BAGRAM n Soldados de Estados Unidos y de la coalición aliada libraban ayer una encarnizada batalla con unos 80 rebeldes afganos en los combates de mayor envergadura en nueve meses, dijo ayer el ejército norteamericano.
Los rebeldes pertenecen al movimiento Hezb-e-Islami, rama militar del líder disidente Gulbuddin Hekmatyar, dijo Roger King, vocero militar estadounidense, en declaraciones formuladas en la base aérea Bagram.
Por lo menos 18 rebeldes han muerto hasta el momento, dijo King. No se informó inicialmente de bajas entre los efectivos de la coalición.

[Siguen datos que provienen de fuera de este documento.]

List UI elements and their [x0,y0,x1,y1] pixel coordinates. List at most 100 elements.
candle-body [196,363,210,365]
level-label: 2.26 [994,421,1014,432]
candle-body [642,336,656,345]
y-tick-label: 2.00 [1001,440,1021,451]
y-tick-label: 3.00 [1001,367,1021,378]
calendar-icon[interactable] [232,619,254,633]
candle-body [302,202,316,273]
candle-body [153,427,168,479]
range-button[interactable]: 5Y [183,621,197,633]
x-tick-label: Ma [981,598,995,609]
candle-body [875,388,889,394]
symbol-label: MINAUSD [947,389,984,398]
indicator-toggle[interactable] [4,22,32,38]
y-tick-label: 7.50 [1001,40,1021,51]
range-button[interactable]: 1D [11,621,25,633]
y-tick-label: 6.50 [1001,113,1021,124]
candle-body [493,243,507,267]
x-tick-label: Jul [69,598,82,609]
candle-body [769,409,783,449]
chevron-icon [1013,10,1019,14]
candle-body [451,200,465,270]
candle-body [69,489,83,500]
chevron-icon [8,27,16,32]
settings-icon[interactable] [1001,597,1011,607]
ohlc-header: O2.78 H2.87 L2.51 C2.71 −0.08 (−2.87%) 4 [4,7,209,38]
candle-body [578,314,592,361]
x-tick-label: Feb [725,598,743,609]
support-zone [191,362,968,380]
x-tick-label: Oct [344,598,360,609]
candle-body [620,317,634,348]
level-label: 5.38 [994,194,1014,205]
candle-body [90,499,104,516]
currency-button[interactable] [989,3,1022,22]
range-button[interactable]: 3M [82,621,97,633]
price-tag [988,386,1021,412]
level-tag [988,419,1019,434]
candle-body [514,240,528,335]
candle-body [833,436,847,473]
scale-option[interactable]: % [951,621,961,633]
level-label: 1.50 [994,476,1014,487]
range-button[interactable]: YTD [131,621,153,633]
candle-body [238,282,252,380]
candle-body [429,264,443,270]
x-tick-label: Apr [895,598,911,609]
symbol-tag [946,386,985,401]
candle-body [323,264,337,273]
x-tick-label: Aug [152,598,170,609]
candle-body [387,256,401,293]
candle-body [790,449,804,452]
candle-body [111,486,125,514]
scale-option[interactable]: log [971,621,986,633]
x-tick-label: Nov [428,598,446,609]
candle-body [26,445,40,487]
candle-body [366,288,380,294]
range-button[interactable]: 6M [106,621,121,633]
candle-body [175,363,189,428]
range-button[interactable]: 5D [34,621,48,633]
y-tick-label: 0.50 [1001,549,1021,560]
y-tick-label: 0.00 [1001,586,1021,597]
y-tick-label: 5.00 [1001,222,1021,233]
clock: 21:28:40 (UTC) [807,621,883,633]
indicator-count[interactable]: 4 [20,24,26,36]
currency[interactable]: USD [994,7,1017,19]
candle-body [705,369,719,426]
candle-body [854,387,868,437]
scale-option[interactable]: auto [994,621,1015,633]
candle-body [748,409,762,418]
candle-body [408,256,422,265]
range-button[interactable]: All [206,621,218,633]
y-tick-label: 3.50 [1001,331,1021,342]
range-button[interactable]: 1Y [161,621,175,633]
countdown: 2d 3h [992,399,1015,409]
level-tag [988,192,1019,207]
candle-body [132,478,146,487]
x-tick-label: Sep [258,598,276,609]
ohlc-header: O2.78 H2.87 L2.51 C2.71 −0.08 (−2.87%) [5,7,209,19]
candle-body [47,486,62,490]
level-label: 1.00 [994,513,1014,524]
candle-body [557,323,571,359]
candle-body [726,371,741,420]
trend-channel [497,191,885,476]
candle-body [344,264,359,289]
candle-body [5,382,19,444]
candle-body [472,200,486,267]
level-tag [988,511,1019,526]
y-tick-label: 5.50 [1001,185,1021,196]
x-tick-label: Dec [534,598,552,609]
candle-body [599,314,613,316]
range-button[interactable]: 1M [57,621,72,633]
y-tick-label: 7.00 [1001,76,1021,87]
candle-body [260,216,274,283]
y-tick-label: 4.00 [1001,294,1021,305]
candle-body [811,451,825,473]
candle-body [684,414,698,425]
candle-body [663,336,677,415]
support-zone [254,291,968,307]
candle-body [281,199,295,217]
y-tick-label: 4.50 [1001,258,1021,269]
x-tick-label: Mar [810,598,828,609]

"Se trata de la mayor concentración de fuerzas enemigas desde la Operación Anaconda", dijo King.
La Operación Anaconda, entre el 2 y el 18 de marzo, tuvo como propósito eliminar escondites de los talibanes y de Al-Qaeda en la zona montañosa del sureste de Afganistán. En la acción participaron más de 2.000 efectivos de la coalición aliada. Siete soldados norteamericanos murieron en esa ocasión.
King dijo que bombarderos B-1, cazas F-16, y aviones artillados AC-130, atacaron posiciones enemigas.
Otro vocero de Bagram, el mayor Robert Hepner, dijo que 200 efectivos de las Fuerzas Especiales, o boinas verdes, estaban participando en la batalla y que la cifra de soldados aliados iba en aumento.
"Más efectivos militares se dirigen al sitio", dijo.
La lucha se libra en las montañas del sureste de Afganistán, a unos 25 kilómetros al norte de Spinboldak y cerca de la frontera con Pakistán.
El combate comenzó el lunes, con un aislado enfrentamiento en que un hombre murió, otro fue herido, y uno detenido, dijo King. El vocero dijo que el detenido reveló tras un interrogatorio que un gran contingente rebelde se había concentrado en las montañas.
King señaló que el ejército envió helicópteros Apache a la zona para investigar, y que los aparatos fueron atacados con fuego de armas de pequeño calibre. El ejército respondió enviando una flotilla de aviones que están atacando la región con bombas de 200 y de 800 kilos.
El vocero dijo que algunos de los rebeldes se han atrincherado en cavernas.
De acuerdo al vocero norteamericano, se cree que aunque los combatientes rebeldes son leales a Hekmatyar, tienen simpatías y posiblemente vínculos con la derrocada milicia religiosa talibán, y con la red terrorista Al-Qaeda.